The Foundation lowered the price of an unframed print with a mint stamp to $56 to attract new customers. In 2019, a regular series print with a mint stamp sold for $157.
The foundation also launched an online store at arduckstamp.com to sell the prints and other related merchandise.
Since the start of the program, sales from the prints have generated hundreds of thousands of dollars for the nonprofit foundation, which supports the mission and programs of the AGFC, especially its youth education initiatives.
Starting the Program
The Arkansas duck stamp/print program started out of necessity, as the AGFC was struggling financially in the early 1980s.
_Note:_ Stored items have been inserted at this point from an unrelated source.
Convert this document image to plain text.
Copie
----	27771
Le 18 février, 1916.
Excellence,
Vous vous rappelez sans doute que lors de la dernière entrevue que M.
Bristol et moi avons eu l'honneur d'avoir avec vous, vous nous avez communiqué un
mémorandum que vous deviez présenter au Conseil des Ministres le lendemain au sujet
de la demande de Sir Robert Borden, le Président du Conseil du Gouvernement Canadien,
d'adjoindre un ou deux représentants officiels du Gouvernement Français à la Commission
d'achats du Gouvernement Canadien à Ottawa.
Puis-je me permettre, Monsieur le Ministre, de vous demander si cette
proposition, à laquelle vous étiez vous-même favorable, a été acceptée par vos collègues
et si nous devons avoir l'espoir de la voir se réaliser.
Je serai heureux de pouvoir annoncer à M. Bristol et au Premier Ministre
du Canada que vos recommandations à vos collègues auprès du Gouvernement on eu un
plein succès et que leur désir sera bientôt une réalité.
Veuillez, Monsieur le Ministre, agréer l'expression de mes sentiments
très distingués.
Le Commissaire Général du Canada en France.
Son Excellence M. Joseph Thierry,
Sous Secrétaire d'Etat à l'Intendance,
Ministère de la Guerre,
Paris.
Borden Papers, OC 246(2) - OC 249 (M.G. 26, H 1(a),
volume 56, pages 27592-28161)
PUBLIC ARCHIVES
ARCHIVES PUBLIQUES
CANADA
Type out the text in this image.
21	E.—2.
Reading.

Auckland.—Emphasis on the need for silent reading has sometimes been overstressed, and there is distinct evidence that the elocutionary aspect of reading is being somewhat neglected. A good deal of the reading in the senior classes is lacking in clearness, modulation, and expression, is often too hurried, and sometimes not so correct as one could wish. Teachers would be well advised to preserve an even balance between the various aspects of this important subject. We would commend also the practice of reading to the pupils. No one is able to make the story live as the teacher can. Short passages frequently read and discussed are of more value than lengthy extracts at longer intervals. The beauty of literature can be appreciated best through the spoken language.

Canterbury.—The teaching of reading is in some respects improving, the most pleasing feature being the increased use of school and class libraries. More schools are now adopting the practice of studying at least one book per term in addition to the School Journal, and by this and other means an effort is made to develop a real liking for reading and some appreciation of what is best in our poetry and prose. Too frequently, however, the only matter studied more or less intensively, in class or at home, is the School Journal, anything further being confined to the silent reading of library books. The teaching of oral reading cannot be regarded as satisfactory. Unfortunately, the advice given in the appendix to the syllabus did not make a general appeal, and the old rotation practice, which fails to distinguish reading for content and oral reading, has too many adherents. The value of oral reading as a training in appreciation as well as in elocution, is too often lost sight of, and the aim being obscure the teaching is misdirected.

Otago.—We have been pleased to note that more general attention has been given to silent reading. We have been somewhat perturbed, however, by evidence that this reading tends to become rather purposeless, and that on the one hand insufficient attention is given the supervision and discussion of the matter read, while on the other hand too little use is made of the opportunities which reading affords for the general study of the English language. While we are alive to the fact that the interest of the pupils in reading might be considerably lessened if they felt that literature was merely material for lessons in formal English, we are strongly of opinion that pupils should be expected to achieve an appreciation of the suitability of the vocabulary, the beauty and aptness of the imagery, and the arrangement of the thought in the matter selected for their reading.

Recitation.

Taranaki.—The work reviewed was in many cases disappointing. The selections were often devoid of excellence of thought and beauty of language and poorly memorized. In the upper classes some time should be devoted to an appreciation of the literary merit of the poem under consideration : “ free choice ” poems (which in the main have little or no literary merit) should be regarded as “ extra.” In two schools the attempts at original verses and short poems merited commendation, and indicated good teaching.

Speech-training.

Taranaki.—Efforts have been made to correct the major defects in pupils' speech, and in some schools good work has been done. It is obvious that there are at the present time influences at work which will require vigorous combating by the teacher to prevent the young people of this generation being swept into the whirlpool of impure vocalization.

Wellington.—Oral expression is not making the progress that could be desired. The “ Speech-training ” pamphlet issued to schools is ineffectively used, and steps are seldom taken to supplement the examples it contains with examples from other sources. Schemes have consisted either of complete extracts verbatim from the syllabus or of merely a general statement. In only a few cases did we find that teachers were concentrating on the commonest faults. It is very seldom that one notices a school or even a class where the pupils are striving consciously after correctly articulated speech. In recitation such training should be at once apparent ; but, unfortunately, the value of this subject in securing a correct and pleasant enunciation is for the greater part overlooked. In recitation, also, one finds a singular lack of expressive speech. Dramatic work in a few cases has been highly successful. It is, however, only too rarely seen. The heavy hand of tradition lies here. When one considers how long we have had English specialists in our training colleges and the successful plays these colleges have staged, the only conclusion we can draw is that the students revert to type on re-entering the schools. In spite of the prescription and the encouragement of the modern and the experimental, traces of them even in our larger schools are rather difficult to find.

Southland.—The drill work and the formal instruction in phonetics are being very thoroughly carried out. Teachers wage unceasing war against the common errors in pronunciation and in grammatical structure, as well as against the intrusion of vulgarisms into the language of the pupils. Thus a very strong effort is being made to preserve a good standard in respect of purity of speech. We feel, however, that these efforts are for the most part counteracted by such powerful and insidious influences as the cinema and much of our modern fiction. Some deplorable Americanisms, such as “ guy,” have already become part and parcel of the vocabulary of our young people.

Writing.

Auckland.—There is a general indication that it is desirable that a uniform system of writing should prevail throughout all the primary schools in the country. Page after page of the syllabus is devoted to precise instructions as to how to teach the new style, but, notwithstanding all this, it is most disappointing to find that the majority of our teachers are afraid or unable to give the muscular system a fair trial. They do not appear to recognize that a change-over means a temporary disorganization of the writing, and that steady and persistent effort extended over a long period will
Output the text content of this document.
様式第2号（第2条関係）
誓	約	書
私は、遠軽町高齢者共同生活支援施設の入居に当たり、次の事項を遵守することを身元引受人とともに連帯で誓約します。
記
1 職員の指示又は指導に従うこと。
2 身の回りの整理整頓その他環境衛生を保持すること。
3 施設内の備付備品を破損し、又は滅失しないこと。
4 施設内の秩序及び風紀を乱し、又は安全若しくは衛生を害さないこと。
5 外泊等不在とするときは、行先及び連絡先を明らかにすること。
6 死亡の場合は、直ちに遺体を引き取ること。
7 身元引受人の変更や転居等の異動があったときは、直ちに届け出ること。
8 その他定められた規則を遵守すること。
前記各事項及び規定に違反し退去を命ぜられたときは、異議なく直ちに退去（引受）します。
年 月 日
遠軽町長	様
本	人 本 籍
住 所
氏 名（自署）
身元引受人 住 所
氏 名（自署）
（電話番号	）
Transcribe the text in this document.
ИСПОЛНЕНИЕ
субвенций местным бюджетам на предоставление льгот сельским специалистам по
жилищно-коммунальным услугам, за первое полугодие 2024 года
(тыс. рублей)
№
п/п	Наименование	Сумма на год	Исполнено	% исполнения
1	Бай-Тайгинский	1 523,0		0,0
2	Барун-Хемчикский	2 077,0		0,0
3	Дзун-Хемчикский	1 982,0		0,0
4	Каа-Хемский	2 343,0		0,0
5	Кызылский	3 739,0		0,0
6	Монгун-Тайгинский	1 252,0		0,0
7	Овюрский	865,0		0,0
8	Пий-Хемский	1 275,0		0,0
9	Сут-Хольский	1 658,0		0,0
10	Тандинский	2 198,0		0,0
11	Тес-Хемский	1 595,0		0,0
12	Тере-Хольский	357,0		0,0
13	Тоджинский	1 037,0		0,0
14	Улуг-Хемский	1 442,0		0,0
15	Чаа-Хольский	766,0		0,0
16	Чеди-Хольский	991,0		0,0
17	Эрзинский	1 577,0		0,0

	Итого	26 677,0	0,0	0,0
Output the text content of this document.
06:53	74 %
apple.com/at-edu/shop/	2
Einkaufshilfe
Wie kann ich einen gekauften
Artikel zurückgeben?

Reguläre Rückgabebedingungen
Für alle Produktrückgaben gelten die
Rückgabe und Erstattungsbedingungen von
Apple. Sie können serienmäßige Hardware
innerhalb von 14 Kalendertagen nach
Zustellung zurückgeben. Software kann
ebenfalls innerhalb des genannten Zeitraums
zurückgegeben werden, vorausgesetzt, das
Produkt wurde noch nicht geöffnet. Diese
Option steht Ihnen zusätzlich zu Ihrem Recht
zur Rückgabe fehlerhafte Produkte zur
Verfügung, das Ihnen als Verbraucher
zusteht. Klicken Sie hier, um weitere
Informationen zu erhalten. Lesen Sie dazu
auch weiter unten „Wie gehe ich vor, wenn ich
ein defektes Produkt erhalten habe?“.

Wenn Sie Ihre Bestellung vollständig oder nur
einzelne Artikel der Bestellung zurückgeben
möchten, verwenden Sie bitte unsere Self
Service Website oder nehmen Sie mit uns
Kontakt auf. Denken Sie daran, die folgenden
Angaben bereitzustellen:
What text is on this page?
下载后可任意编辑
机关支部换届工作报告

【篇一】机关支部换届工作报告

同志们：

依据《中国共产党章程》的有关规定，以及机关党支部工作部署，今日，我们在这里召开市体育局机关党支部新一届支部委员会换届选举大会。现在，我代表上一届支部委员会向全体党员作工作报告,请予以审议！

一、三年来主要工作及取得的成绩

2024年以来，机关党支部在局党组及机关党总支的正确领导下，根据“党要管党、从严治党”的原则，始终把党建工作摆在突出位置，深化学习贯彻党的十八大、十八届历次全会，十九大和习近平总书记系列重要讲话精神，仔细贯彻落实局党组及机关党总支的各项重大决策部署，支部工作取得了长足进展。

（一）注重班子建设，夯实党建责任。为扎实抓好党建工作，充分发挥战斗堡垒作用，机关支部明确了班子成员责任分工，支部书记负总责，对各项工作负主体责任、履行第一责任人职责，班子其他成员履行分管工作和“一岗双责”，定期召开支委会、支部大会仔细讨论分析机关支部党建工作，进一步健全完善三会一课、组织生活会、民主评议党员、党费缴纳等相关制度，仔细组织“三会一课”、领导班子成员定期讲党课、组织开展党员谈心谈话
“We were broke, absolutely dead broke,” Steve Wilson, the former director of the Commission, told Greenhead in 2010.
To raise money, Arkansas introduced its duck stamp/print program in 1981.
“I don’t think people realize how many millions of dollars this has meant for our state and waterfowl program,” Wilson said almost 30 years later.
Larry Grisham took over the stamp/print program in 1982 and helped make it one of the best in the country.
Grisham, who is now 86 and holds the title of wildlife art director at the Arkansas Game and Fish Foundation, told Greenhead that the lesson he learned from a friend in Texas was that if the AGFF wanted to have quality art it shouldn’t have contests. Instead, “Pick the artist by the quality of the work,” Grisham said, repeating his friend’s wisdom. “Don't let a group of people who aren't qualified to judge art make that selection.”
“And he was right,” Grisham said.
The first artist commissioned was acclaimed wildlife artist Lee LeBlanc.
“Our program was just quality throughout,” Grisham said. “It was done first class with the best artists and the best printing companies available.”
About 7,000 prints were sold the first year, Grisham said, “It was very successful.” The only state that had more first-year sales from its print was Texas.
The second year of the program featured another renowned waterfowl artist, Maynard Reece. That year, about 7,400 prints were sold, marking the first time a state sold more prints the second year than the inaugural year, Grisham said.
Grisham said he wanted nationally-known artists to appeal to a national audience, not just duck hunters in Arkansas.
Each year the waterfowl stamp image would depict an Arkansas duck hunting scene — a duck or geese, a flooded timber site or a rice field. The most popular imagery has featured versions of a mallard in a flooded timber scene.
“We’ve tried to produce a painting or a scene that is very relatable to duck hunters in Arkansas,” said Whitbeck, who said hunters can look at that image and say they’ve been there or be reminded of when they would hunt with their grandfather.
Connor, this year’s artist, said that his piece depicts a sunrise in green timber and has a group of mallards dropping straight down in an intimate little green timber hole.
“It was always a dream of mine to be able to do the Arkansas waterfowl stamp,” Connor said. “And I was graced with the opportunity for this year, so pretty cool deal.”